5 Nisan 1994 kararları, sağlık hizmetlerini de olumsuz yönde etkilemiştir. Bu kararlarla kamu sağlık kurumlarına devlet katkısı sadece çalışan giderlerini karşılamaya indirilmiş, sağlık ocakları hizmet karşılığında katkı payı almaya başlamıştır (Ulutaş, 173-174).

54 Yasanın 5. maddesinde sağlık kuruluşlarının Bakanlar Kurulu kararıyla kamu tüzel kişiliğini haiz sağlık işletmesine dönüştürülebileceği hükmüne yer vermesi sağlık hizmetlerinde piyasalaşma yönünde önemli bir gelişmedir (Atalay, 2015:64).

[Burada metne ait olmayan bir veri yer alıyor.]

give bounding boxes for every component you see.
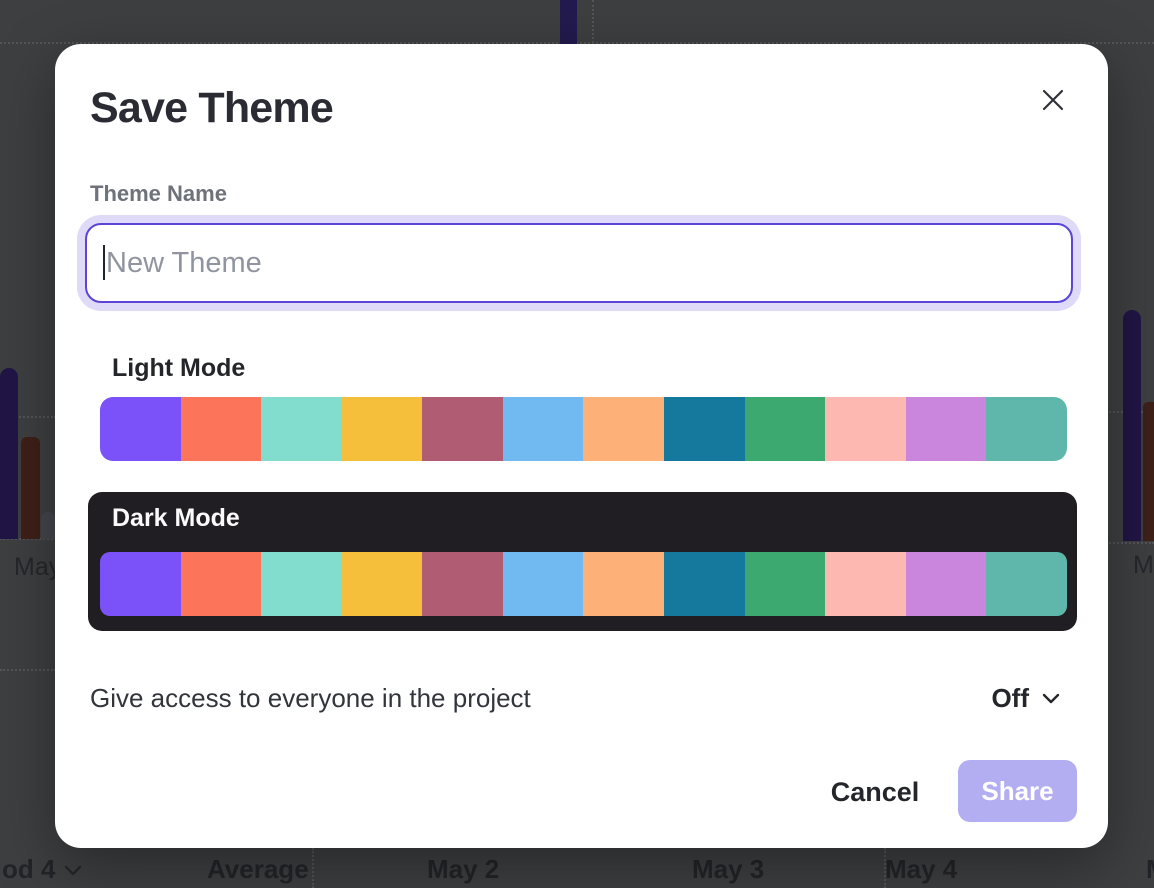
chevron-down-icon	[1042, 693, 1060, 704]
chart-bar	[0, 368, 18, 539]
palette-swatch	[583, 397, 664, 461]
palette-swatch	[261, 397, 342, 461]
gridline-horizontal	[0, 669, 56, 671]
theme-name-field	[85, 223, 1073, 303]
palette-swatch	[342, 552, 423, 616]
dark-mode-preview: Dark Mode	[88, 492, 1077, 631]
palette-swatch	[583, 552, 664, 616]
palette-swatch	[825, 397, 906, 461]
palette-swatch	[503, 552, 584, 616]
chart-bar	[560, 0, 577, 44]
period-dropdown-label: od 4	[2, 854, 55, 885]
cancel-button[interactable]: Cancel	[815, 777, 935, 807]
chevron-down-icon	[64, 863, 82, 881]
theme-name-label: Theme Name	[90, 181, 227, 207]
light-mode-label: Light Mode	[112, 354, 245, 383]
access-label: Give access to everyone in the project	[90, 683, 531, 714]
dark-mode-label: Dark Mode	[112, 504, 240, 533]
palette-swatch	[906, 552, 987, 616]
screen: May Ma od 4 Average May 2 May 3 May 4 M …	[0, 0, 1154, 888]
palette-swatch	[181, 397, 262, 461]
x-axis-label-right: Ma	[1133, 551, 1154, 580]
palette-swatch	[422, 397, 503, 461]
gridline-vertical	[312, 848, 314, 888]
dark-mode-palette	[100, 552, 1067, 616]
text-caret	[103, 245, 105, 280]
access-dropdown[interactable]: Off	[991, 683, 1060, 714]
chart-bar	[1123, 310, 1141, 541]
gridline-vertical	[592, 0, 594, 43]
palette-swatch	[745, 397, 826, 461]
save-theme-modal: Save Theme Theme Name Light Mode Dark Mo…	[55, 44, 1108, 848]
palette-swatch	[422, 552, 503, 616]
palette-swatch	[825, 552, 906, 616]
column-header-may2: May 2	[427, 854, 499, 885]
column-header-average: Average	[207, 854, 309, 885]
palette-swatch	[906, 397, 987, 461]
column-header-may4: May 4	[885, 854, 957, 885]
x-icon	[1040, 87, 1066, 116]
theme-name-input[interactable]	[87, 225, 1071, 301]
palette-swatch	[664, 397, 745, 461]
palette-swatch	[100, 397, 181, 461]
palette-swatch	[261, 552, 342, 616]
palette-swatch	[100, 552, 181, 616]
light-mode-palette	[100, 397, 1067, 461]
palette-swatch	[181, 552, 262, 616]
column-header-may3: May 3	[692, 854, 764, 885]
modal-title: Save Theme	[90, 84, 333, 133]
chart-bar	[21, 437, 40, 539]
access-row: Give access to everyone in the project O…	[90, 680, 1060, 716]
close-button[interactable]	[1033, 81, 1073, 121]
column-header-edge: M	[1146, 854, 1154, 885]
chart-bar	[41, 512, 55, 539]
palette-swatch	[986, 552, 1067, 616]
palette-swatch	[503, 397, 584, 461]
share-button[interactable]: Share	[958, 760, 1077, 822]
access-dropdown-value: Off	[991, 683, 1029, 714]
palette-swatch	[986, 397, 1067, 461]
axis-baseline-right	[1106, 542, 1154, 544]
palette-swatch	[342, 397, 423, 461]
palette-swatch	[745, 552, 826, 616]
palette-swatch	[664, 552, 745, 616]
chart-bar	[1143, 402, 1154, 541]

1995 yılında Bakanlar Kurulu kararıyla sağlık işletmesine dönüştürülen Ankara’daki ‘‘Türkiye Yüksek İhtisas Eğitim ve Araştırma Sağlık İşletmesi’’ bir piyasalaşma örneği olarak sağlık hizmetlerinin tarihsel gelişimi içindeki yerini almıştır (Atalay, 2015:63). 3359 sayılı yasanın bazı maddelerinin iptali istemiyle Anayasa Mahkemesi’ne dava açılmıştır. Mahkeme, ‘‘sağlık kurumlarının işletme durumunda çalışması, bu nedenle ücret alınması da sosyal hukuk devleti niteliğiyle bağdaşmaz değildir’’ kararıyla, işletme mantığı esaslı sağlık örgütlenmesinin yolundaki engelleri kaldırmıştır (Atalay, 2015:63-64).

Bu kanunun uygulanmasına yönelik 11.01.1995 tarih ve 22168 sayılı Resmi Gazetede yayımlanan ‘‘Kamu Kurum ve Kuruluşlarına Ait Sağlık İşletmelerinin Yönetimi ile Çalışma Usul ve Esasları Hakkında Yönetmelik’’te yer verilen ilkeler işletme temelli yönetim düşüncesinin bir örneği olarak alınabilir:

a) Katılımcılık ve işletmecilik esaslarına göre sevk ve idare, b) Desantralizasyon ve oto-kontrol,

c) Hizmette rekabet,

d) Modern tıbbi bilgi, metod ve teknolojinin takibi,

e) İşletme gelirleri ile giderlerinin karşılanması (Atalay, 2015:64). Sağlık Hizmetleri Temel Kanunu kapsamında Kamu Özel Ortaklığı Modelinin yöntemlerinden olan yap işlet devret modeli 2005 yılındaki değişiklikle uygulanmaya başlamıştır (Yılmaz, ‘‘Türkiye’de Kamu Özel Ortaklığı Modelleri’’:

55 5). 2006’dan sonra ‘‘Sağlıkta Dönüşüm Programı’’ çerçevesinde gerçekleştirilen sağlıkta reform düzenlemeleriyle klinik hizmetleri de hizmet ihaleleri ile dışarıdan temin edilmeye başlanmıştır (Akdağ, 2010: 5).